In November, 10 Indigenous media scholars and artists convened at MIT — virtually — for the inaugural Indigenous Digital Delegation. In a week-long series of gatherings, the delegation met with over 60 MIT scientists, staff, fellows, and students. The theme of the gathering was “Indigenous Knowledge, Artificial Intelligence, and Digital Worlds.”
“Wisdom is not a topic that is taught or studied in the curriculum in our schools or universities, nor is it a practice in modern life,” said Ojibwe elder, artist, and scholar Duke Redbird, in the delegation’s keynote public lecture, titled “Dish with One Spoon.” “Technology can put a man in space or a nano-computer in every creature on Earth. Yet technology cannot answer this question that should be asked of anything. And it is an Indigenous question: ‘Is it wise?’”
Delegates met with MIT scholars to discuss diverse domains, from the decolonization of space, to re-imagining Indigenous architecture, to the role of community-based governance in the genetic modification of invasive species.
“This has been an incredible opportunity for Indigenous scholars and creators to connect with folks working in our field of digital and new media, as our decolonial tools will allow for deep connections through practice and critical thinking, transforming the field and the MIT campus,” says Julie Nagam, associate professor of art history at the University of Winnipeg. Nagam co-leads the delegation with the Indigenous Screen Office‘s Kerry Swanson, who adds, “The knowledge with which we return to our home environments and institutions will greatly impact our work, moving forward into the future.”
In the opening session, Professor Wesley Harris, MIT representative for the American Indian Science and Engineering Society, welcomed the delegation by emphasizing the need to include an “A” in the acronym STEM, to put the arts in the teachings of science, technology, engineering, and math.
Throughout the week of workshops, lab visits, and pairings, delegates were matched with relevant labs and researchers across MIT to brainstorm their current works, including art gallery and site-specific installations, a Sundance-backed documentary film, research projects such as Indigenous Protocol-based Artificial Intelligence, and Indigenous-led emergent media laboratories and education programs.
“We’re headed toward a world where people are being partially programmed by algorithms,” said Redbird. “In the past, Indigenous people were programmed by our symbolic symbiotic relationship with the Earth. Today, a lot of what the average person will do will be designed and motivated by algorithms, rather than by nature.”
In one workshop, a team explored building an artificial intelligence system based in Indigenous-protocols. Delegates Jason Lewis and Scott Benesiianaabandan met with MIT scholar James Glass, of the Spoken Languages Systems Group, whose latest research interest involves supporting low-resourced languages. The delegate team shared aspects of Anishinaabe worldview, knowledge generation, and dissemination protocol to ask if “values might be articulated in a manner that retains their cultural integrity” rather than having algorithms rely on translation from a high-resourced language.

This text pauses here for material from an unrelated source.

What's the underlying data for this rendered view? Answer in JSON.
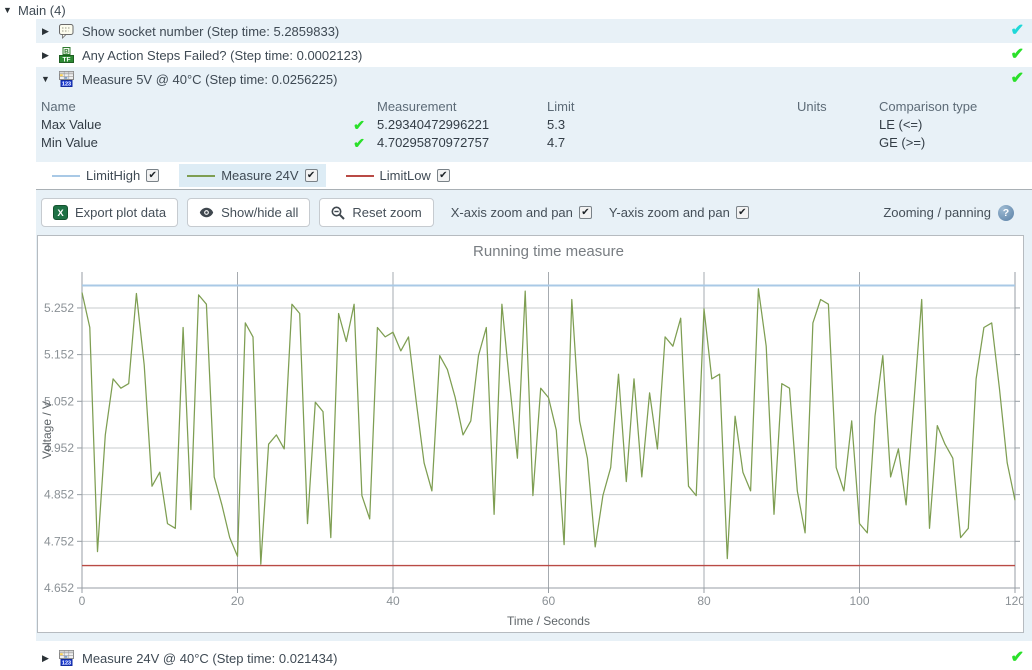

“The energy and enthusiasm across MIT for this gathering has been unparalleled,” said Kat Cizek, delegation event designer and artistic director at Co-Creation Studio at MIT Open Documentary Lab. “There’s huge interest in learning from Indigenous scholars and artists and together transforming understandings and practices of science, arts, and technologies.”
Other MIT labs participating in meetings included Space Enabled Research Group, CoLab, Game Lab, Opera of the Future, Fluid Interfaces, Sculpting Evolution Lab, and the CAST Visiting Artists Program, among others.
Redbird emphasized the importance of these exchanges. “It is imperative that the children of the 21st century have access to a worldview that celebrates the idea of a compassionate communion with all living things,” he said. “We want the generation of the future to apply the traditional values and wisdom of our ancestors and uphold the sacred covenant to family community in nature. It is incumbent upon this speed-of-light generation, born after 1995, to explore an Indigenous worldview and use technologies to change negative patterns and rethink the manner in which we engage the environment.”
The delegation included Elder Duke Redbird; co-leads Kerry Swanson from Indigenous Screen Office and Julie Nagam of The Space Between Us at the University of Winnipeg; scholars Heather Igloliorte and Jason Lewis from Concordia University; Jackson 2bears from the University of Lethbridge; L. Sarah Todd from the IM4 Lab at Emily Carr University; and artists Scott Bensiianaabandan, Lisa Jackson, Caroline Monnet, and Nyla Innuksuk.
This first Indigenous Delegation of its kind at MIT was originally scheduled as an in-person event in spring 2020. The delegates will continue in relationship with MIT as ISO-MIT Co-Creation Fellows at Open Documentary Lab for the next year. A second, more international version is being planned for 2021-22, on campus.